The deputy Labour leader is facing intense scrutiny over her living situation a decade ago and whether her ex-council house was her main residence.
Mr Anderson took a swipe at Ms Rayner when asked if northern voters could trust her and Sir Keir Starmer as they made levelling up promises at the launch of Labour’s local election campaign yesterday.
Speaking to the Express as he unveiled Reform UK’s Blackpool South by-election candidate, the Ashfield MP said: “Northern voters don’t even know where Angela Rayner lives so no they won’t trust them.”
Ms Rayner has faced weeks of questions over her former council house after claims made in Tory peer Lord Ashcroft’s unauthorised biography that she failed to properly declare her main home.
The Ashton-under-Lyne MP bought the property in Vicarage Road in Stockport, Greater Manchester, with a 25% discount in 2007 under the right-to-buy scheme and made a £48,500 profit when selling it eight years later.
Government guidance says that a tenant can apply to buy their council home through the right-to-buy scheme if it is their “only or main home”.
In 2010 she married Mark Rayner, who owned a separate house about a mile away on Lowndes Lane.
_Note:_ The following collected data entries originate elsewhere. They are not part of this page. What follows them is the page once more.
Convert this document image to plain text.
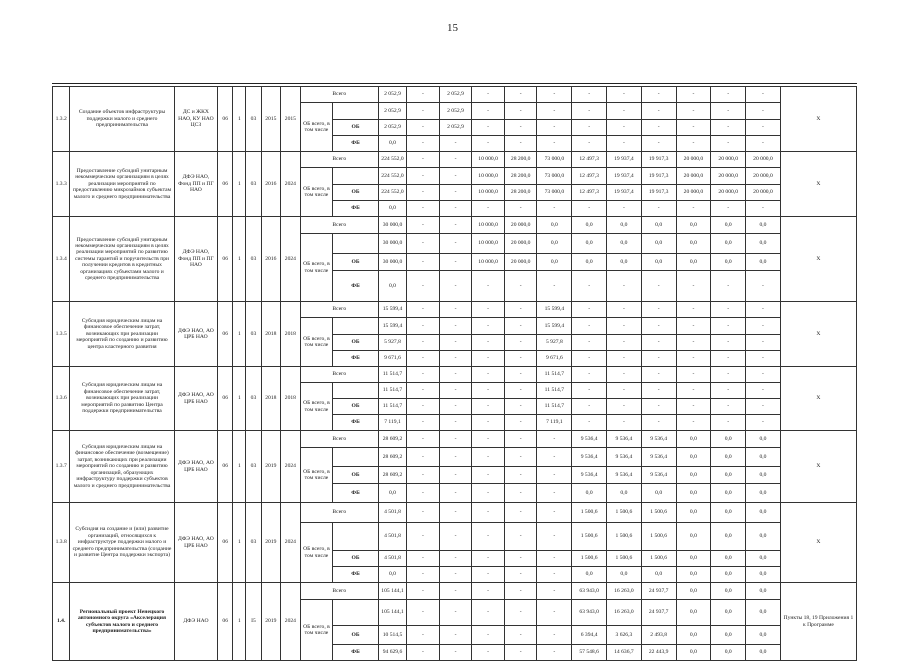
15
1.3.2	Создание объектов инфраструктуры поддержки малого и среднего предпринимательства	ДС и ЖКХ НАО, КУ НАО ЦСЗ	06	1	03	2015	2015	Всего		2 052,9	-	2 052,9	-	-	-	-	-	-	-	-	-	Х
								ОБ всего, в том числе		2 052,9	-	2 052,9	-	-	-	-	-	-	-	-	-	
									ОБ	2 052,9	-	2 052,9	-	-	-	-	-	-	-	-	-	
									ФБ	0,0	-	-	-	-	-	-	-	-	-	-	-	
1.3.3	Предоставление субсидий унитарным некоммерческим организациям в целях реализации мероприятий по предоставлению микрозаймов субъектам малого и среднего предпринимательства	ДФЭ НАО, Фонд ПП и ПГ НАО	06	1	03	2016	2024	Всего		224 552,0	-	-	10 000,0	28 200,0	73 000,0	12 497,3	19 937,4	19 917,3	20 000,0	20 000,0	20 000,0	Х
								ОБ всего, в том числе		224 552,0	-	-	10 000,0	28 200,0	73 000,0	12 497,3	19 937,4	19 917,3	20 000,0	20 000,0	20 000,0	
									ОБ	224 552,0	-	-	10 000,0	28 200,0	73 000,0	12 497,3	19 937,4	19 917,3	20 000,0	20 000,0	20 000,0	
									ФБ	0,0	-	-	-	-	-	-	-	-	-	-	-	
1.3.4	Предоставление субсидий унитарным некоммерческим организациям в целях реализации мероприятий по развитию системы гарантий и поручительств при получении кредитов в кредитных организациях субъектами малого и среднего предпринимательства	ДФЭ НАО, Фонд ПП и ПГ НАО	06	1	03	2016	2024	Всего		30 000,0	-	-	10 000,0	20 000,0	0,0	0,0	0,0	0,0	0,0	0,0	0,0	Х
								ОБ всего, в том числе		30 000,0	-	-	10 000,0	20 000,0	0,0	0,0	0,0	0,0	0,0	0,0	0,0	
									ОБ	30 000,0	-	-	10 000,0	20 000,0	0,0	0,0	0,0	0,0	0,0	0,0	0,0	
									ФБ	0,0	-	-	-	-	-	-	-	-	-	-	-	
1.3.5	Субсидия юридическим лицам на финансовое обеспечение затрат, возникающих при реализации мероприятий по созданию и развитию центра кластерного развития	ДФЭ НАО, АО ЦРБ НАО	06	1	03	2018	2018	Всего		15 599,4	-	-	-	-	15 599,4	-	-	-	-	-	-	Х
								ОБ всего, в том числе		15 599,4	-	-	-	-	15 599,4	-	-	-	-	-	-	
									ОБ	5 927,8	-	-	-	-	5 927,8	-	-	-	-	-	-	
									ФБ	9 671,6	-	-	-	-	9 671,6	-	-	-	-	-	-	
1.3.6	Субсидия юридическим лицам на финансовое обеспечение затрат, возникающих при реализации мероприятий по развитию Центра поддержки предпринимательства	ДФЭ НАО, АО ЦРБ НАО	06	1	03	2018	2018	Всего		11 514,7	-	-	-	-	11 514,7	-	-	-	-	-	-	Х
								ОБ всего, в том числе		11 514,7	-	-	-	-	11 514,7	-	-	-	-	-	-	
									ОБ	11 514,7	-	-	-	-	11 514,7	-	-	-	-	-	-	
									ФБ	7 119,1	-	-	-	-	7 119,1	-	-	-	-	-	-	
1.3.7	Субсидия юридическим лицам на финансовое обеспечение (возмещение) затрат, возникающих при реализации мероприятий по созданию и развитию организаций, образующих инфраструктуру поддержки субъектов малого и среднего предпринимательства	ДФЭ НАО, АО ЦРБ НАО	06	1	03	2019	2024	Всего		28 609,2	-	-	-	-	-	9 536,4	9 536,4	9 536,4	0,0	0,0	0,0	Х
								ОБ всего, в том числе		28 609,2	-	-	-	-	-	9 536,4	9 536,4	9 536,4	0,0	0,0	0,0	
									ОБ	28 609,2	-	-	-	-	-	9 536,4	9 536,4	9 536,4	0,0	0,0	0,0	
									ФБ	0,0	-	-	-	-	-	0,0	0,0	0,0	0,0	0,0	0,0	
1.3.8	Субсидия на создание и (или) развитие организаций, относящихся к инфраструктуре поддержки малого и среднего предпринимательства (создание и развитие Центра поддержки экспорта)	ДФЭ НАО, АО ЦРБ НАО	06	1	03	2019	2024	Всего		4 501,8	-	-	-	-	-	1 500,6	1 500,6	1 500,6	0,0	0,0	0,0	Х
								ОБ всего, в том числе		4 501,8	-	-	-	-	-	1 500,6	1 500,6	1 500,6	0,0	0,0	0,0	
									ОБ	4 501,8	-	-	-	-	-	1 500,6	1 500,6	1 500,6	0,0	0,0	0,0	
									ФБ	0,0	-	-	-	-	-	0,0	0,0	0,0	0,0	0,0	0,0	
1.4.	Региональный проект Ненецкого автономного округа «Акселерация субъектов малого и среднего предпринимательства»	ДФЭ НАО	06	1	I5	2019	2024	Всего		105 144,1	-	-	-	-	-	63 943,0	16 263,0	24 937,7	0,0	0,0	0,0	Пункты 18, 19 Приложения 1 к Программе
								ОБ всего, в том числе		105 144,1	-	-	-	-	-	63 943,0	16 263,0	24 937,7	0,0	0,0	0,0	
									ОБ	10 514,5	-	-	-	-	-	6 394,4	3 626,3	2 493,8	0,0	0,0	0,0	
									ФБ	94 629,6	-	-	-	-	-	57 548,6	14 636,7	22 443,9	0,0	0,0	0,0	
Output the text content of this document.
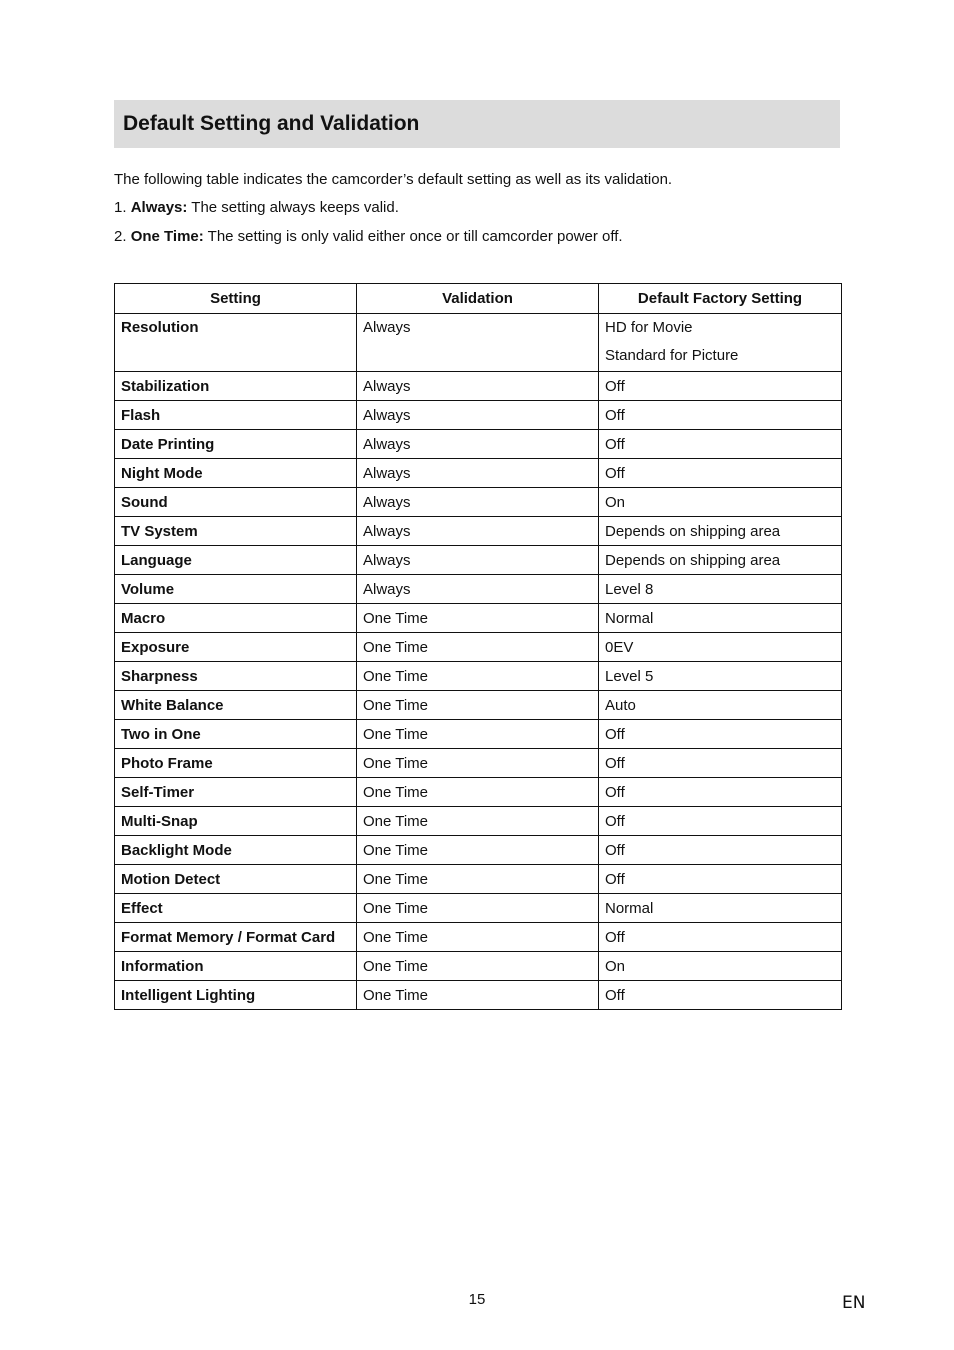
Default Setting and Validation
The following table indicates the camcorder’s default setting as well as its validation.
1. Always: The setting always keeps valid.
2. One Time: The setting is only valid either once or till camcorder power off.
Setting	Validation	Default Factory Setting

Resolution	Always	HD for Movie
Standard for Picture

Stabilization	Always	Off
Flash	Always	Off
Date Printing	Always	Off
Night Mode	Always	Off
Sound	Always	On
TV System	Always	Depends on shipping area
Language	Always	Depends on shipping area
Volume	Always	Level 8
Macro	One Time	Normal
Exposure	One Time	0EV
Sharpness	One Time	Level 5
White Balance	One Time	Auto
Two in One	One Time	Off
Photo Frame	One Time	Off
Self-Timer	One Time	Off
Multi-Snap	One Time	Off
Backlight Mode	One Time	Off
Motion Detect	One Time	Off
Effect	One Time	Normal
Format Memory / Format Card	One Time	Off
Information	One Time	On
Intelligent Lighting	One Time	Off
15	EN
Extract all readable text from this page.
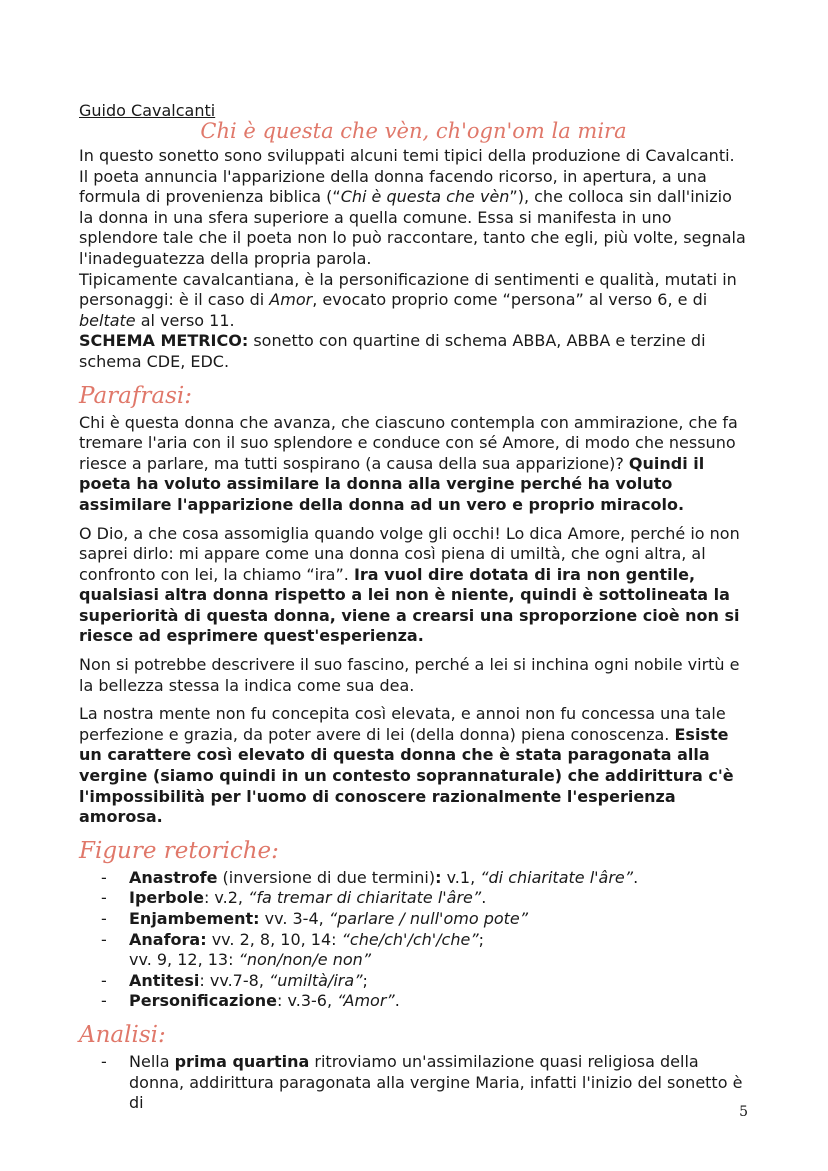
Guido Cavalcanti

Chi è questa che vèn, ch'ogn'om la mira

In questo sonetto sono sviluppati alcuni temi tipici della produzione di Cavalcanti. Il poeta annuncia l'apparizione della donna facendo ricorso, in apertura, a una formula di provenienza biblica (“Chi è questa che vèn”), che colloca sin dall'inizio la donna in una sfera superiore a quella comune. Essa si manifesta in uno splendore tale che il poeta non lo può raccontare, tanto che egli, più volte, segnala l'inadeguatezza della propria parola.

Tipicamente cavalcantiana, è la personificazione di sentimenti e qualità, mutati in personaggi: è il caso di Amor, evocato proprio come “persona” al verso 6, e di beltate al verso 11.

SCHEMA METRICO: sonetto con quartine di schema ABBA, ABBA e terzine di schema CDE, EDC.

Parafrasi:

Chi è questa donna che avanza, che ciascuno contempla con ammirazione, che fa tremare l'aria con il suo splendore e conduce con sé Amore, di modo che nessuno riesce a parlare, ma tutti sospirano (a causa della sua apparizione)? Quindi il poeta ha voluto assimilare la donna alla vergine perché ha voluto assimilare l'apparizione della donna ad un vero e proprio miracolo.

O Dio, a che cosa assomiglia quando volge gli occhi! Lo dica Amore, perché io non saprei dirlo: mi appare come una donna così piena di umiltà, che ogni altra, al confronto con lei, la chiamo “ira”. Ira vuol dire dotata di ira non gentile, qualsiasi altra donna rispetto a lei non è niente, quindi è sottolineata la superiorità di questa donna, viene a crearsi una sproporzione cioè non si riesce ad esprimere quest'esperienza.

Non si potrebbe descrivere il suo fascino, perché a lei si inchina ogni nobile virtù e la bellezza stessa la indica come sua dea.

La nostra mente non fu concepita così elevata, e annoi non fu concessa una tale perfezione e grazia, da poter avere di lei (della donna) piena conoscenza. Esiste un carattere così elevato di questa donna che è stata paragonata alla vergine (siamo quindi in un contesto soprannaturale) che addirittura c'è l'impossibilità per l'uomo di conoscere razionalmente l'esperienza amorosa.

Figure retoriche:
- Anastrofe (inversione di due termini): v.1, “di chiaritate l'âre”.
- Iperbole: v.2, “fa tremar di chiaritate l'âre”.
- Enjambement: vv. 3-4, “parlare / null'omo pote”
- Anafora: vv. 2, 8, 10, 14: “che/ch'/ch'/che”;
vv. 9, 12, 13: “non/non/e non”
- Antitesi: vv.7-8, “umiltà/ira”;
- Personificazione: v.3-6, “Amor”.
Analisi:
- Nella prima quartina ritroviamo un'assimilazione quasi religiosa della donna, addirittura paragonata alla vergine Maria, infatti l'inizio del sonetto è di	5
But according to the book, Ms Rayner remained registered at Vicarage Road on the electoral roll until she sold the property in 2015.
She re-registered the births of their two sons that same year, giving her then-husband’s address.
The Labour MP has insisted that her ex-council house was her “principal property” despite Mr Rayner living elsewhere at the time.
But neighbours have disputed her claim that she lived apart from her then-husband.
The Tories reported Ms Rayner to police over allegations she gave false information on official documents.
Ms Rayner may also owe capital gains tax on the sale of Vicarage Road if it was not her main residence.
The senior Labour MP yesterday again insisted she had “done absolutely nothing wrong”.
She was backed by Labour leader Sir Keir Starmer who expressed his “full confidence” in his deputy.